О некоторых константах традиционного русского сознания
Прежде всего — несколько слов к пониманию заглавия. Под «традиционным» русским сознанием я понимаю те составляющие этого сознания, которые достаточно отчетливо присутствуют в предста-вимых для нас аспектах последних допетровских столетий и в жизни наиболее консервативных кругов дореволюционного времени. Его константы будут рассматриваться sub specie бытия семьи.

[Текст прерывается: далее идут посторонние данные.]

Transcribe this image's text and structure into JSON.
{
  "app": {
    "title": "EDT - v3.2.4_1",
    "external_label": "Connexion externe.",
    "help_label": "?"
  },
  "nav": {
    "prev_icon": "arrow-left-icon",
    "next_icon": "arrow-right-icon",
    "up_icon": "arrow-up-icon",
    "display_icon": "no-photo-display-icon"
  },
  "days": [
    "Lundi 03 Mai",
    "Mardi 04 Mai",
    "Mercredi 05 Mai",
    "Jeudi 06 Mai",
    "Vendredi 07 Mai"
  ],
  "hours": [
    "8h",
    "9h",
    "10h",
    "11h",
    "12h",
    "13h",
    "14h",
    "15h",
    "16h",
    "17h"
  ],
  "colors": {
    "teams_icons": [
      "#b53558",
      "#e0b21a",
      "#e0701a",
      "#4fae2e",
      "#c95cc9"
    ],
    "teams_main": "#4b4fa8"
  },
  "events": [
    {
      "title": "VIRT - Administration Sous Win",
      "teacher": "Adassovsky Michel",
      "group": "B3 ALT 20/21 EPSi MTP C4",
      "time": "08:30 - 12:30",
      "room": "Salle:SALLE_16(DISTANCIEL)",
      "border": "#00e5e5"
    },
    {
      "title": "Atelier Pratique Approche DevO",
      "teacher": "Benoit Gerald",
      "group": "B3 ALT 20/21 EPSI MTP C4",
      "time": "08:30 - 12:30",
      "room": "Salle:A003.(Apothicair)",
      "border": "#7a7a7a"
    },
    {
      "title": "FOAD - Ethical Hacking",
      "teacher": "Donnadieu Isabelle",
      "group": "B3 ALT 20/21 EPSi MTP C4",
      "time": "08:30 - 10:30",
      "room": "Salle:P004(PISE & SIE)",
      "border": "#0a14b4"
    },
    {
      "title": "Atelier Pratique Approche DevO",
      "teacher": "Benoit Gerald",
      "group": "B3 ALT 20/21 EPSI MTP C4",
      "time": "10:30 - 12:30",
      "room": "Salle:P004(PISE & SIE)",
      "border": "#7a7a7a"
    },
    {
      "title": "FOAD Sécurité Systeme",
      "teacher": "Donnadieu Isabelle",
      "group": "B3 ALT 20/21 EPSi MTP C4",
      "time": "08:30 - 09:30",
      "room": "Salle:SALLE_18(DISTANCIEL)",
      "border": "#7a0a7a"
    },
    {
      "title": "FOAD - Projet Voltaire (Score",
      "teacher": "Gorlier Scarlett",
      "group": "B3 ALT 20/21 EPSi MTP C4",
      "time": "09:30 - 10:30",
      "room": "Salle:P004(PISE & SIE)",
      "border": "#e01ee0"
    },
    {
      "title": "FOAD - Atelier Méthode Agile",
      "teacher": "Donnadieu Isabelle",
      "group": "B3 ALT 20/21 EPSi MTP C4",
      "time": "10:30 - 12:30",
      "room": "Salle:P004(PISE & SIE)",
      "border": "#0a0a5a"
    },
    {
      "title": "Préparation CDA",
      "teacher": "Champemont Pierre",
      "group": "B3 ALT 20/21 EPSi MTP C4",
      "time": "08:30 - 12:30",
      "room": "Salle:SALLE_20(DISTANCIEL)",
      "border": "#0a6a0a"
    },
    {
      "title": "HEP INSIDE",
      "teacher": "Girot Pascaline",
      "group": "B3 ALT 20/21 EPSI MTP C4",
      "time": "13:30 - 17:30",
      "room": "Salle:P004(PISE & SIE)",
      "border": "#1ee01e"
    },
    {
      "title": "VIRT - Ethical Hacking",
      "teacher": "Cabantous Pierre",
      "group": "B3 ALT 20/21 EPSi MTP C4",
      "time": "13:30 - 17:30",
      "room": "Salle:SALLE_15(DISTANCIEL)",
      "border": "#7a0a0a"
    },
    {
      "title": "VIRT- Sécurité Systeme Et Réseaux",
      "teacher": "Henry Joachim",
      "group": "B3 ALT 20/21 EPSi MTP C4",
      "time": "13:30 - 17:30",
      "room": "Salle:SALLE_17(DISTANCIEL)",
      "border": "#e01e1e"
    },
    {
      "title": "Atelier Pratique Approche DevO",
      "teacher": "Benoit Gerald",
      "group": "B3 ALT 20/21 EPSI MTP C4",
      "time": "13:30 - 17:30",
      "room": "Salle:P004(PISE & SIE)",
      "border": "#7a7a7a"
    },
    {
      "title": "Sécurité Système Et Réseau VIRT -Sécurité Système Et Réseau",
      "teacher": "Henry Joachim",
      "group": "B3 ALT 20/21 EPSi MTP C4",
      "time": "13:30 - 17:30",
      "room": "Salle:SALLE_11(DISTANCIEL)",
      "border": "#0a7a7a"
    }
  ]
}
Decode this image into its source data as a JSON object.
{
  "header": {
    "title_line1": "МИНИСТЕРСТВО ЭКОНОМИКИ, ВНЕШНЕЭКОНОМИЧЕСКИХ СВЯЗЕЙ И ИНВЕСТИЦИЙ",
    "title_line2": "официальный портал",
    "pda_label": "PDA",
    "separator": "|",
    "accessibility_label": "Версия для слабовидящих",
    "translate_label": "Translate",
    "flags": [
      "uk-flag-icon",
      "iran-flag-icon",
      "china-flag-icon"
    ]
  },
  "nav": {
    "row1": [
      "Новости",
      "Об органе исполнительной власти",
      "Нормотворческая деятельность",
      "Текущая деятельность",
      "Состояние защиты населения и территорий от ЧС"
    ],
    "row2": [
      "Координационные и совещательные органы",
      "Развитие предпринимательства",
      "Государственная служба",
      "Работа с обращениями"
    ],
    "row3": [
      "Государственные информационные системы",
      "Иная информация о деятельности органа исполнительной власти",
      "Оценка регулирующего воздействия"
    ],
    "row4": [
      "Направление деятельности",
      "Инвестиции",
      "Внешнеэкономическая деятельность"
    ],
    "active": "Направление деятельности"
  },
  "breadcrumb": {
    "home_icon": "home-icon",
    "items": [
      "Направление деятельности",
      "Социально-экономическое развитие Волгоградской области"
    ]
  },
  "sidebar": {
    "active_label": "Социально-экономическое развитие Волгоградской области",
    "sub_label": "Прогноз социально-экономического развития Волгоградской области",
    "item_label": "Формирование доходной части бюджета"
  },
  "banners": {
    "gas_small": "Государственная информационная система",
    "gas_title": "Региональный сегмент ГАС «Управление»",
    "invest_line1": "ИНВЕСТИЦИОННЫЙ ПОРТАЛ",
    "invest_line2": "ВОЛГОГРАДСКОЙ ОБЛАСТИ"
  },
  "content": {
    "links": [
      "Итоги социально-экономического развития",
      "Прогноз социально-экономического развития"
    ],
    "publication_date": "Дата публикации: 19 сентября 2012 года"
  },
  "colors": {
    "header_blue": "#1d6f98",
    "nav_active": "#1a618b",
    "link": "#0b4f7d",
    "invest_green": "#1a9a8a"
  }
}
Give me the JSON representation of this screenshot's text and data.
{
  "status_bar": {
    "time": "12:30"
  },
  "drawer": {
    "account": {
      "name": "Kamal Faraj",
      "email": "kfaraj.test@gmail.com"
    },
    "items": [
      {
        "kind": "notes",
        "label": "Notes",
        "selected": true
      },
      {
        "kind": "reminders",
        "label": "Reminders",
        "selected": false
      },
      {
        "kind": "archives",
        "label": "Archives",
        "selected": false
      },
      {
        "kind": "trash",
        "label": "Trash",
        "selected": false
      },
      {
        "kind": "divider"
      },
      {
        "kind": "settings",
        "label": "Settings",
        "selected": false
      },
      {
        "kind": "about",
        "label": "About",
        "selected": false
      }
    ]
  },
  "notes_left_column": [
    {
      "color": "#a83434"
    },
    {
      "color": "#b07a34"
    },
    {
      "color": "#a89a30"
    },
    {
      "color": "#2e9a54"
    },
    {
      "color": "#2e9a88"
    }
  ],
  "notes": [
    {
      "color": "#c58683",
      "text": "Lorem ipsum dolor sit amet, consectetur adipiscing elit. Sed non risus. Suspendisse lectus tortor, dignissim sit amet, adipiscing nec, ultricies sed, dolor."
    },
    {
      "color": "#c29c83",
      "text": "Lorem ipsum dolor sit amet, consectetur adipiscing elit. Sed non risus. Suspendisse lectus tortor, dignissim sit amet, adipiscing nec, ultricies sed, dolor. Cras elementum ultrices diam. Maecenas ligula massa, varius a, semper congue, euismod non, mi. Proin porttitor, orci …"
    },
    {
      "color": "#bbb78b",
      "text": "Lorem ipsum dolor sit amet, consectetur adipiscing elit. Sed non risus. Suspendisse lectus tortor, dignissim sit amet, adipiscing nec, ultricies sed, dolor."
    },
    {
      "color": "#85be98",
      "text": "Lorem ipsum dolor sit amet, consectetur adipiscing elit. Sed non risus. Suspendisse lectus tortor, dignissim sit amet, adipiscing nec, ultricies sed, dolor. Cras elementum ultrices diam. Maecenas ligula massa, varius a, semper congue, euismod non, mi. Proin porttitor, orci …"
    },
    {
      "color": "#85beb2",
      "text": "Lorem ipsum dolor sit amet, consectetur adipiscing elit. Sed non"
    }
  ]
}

Должен сказать, что я — решительный противник всех попыток, все равно, русофильских или русофобских, красить всю историю России в один цвет, скажем, редуцировать все русское к какой-нибудь русской сказке, предпочтительно об Иванушке-дурачке. В мои молодые годы я читал Карла-Густава Юнга и даже написал о нем статью, специально обруганную в одной советской газете блюстителем идеологии; так вот, с тех пор я запомнил, что всякий, кто — со ссылками на Юнга или без таких ссылок — желает исходить из концепции коллективного бессознательного и архетипов такового, обязан иметь в виду юнговские предупреждения насчет амбивалентности всякого архетипа, оборачивающегося в конкретных реализациях своими противоположными сторонами. Архетипическое само по себе — не содержательная характеристика явлений, а только их отвлеченно-формальное структурирование. У нас в России, в стране, где особая роль по части нигилизма и атеизма исторически принадлежала сыновьям священников, поповичам, удерживавшим наряду с длинными волосами и бородой некоторые другие парадигматические черты поведения и «дискурса», характерного для сословия их предков, — ограниченность архетипических идентификаций особенно очевидна. Эти идентификации, сами по себе необходимые, не дают никаких оснований для идентификаций самих явлений по формуле «это и есть то, а = Ь»; нет, феномен Чернышевского не «равен» явлению православия его отца, незаурядного саратовского проповедника о. Гавриила Чернышевского, не выводим из него; а более сложный феномен Владимира Соловьева, отнюдь не только в своем весьма «семиотичном» длинноволосом и длиннобородом облике парадоксально соединившего черты православной и интеллигентской парадигмы, в свою очередь не может быть выводим ни из одного, ни из другого. Завышенная оценка значения констант, столь характерная и для интерпретаторов русской истории типа Пайпса, и норой для их патриотических российских оппонентов, есть гносеологическая ошибка. Русская жизнь, как всякая иная, подвержена глубинным изменениям, вносящим скрытое несходство даже в то, что внешне сходно. А потому, приступая к рассмотрению констант русского сознания, я не хотел бы внушать ни себе самому, ни другим преувеличенного представления об их роли.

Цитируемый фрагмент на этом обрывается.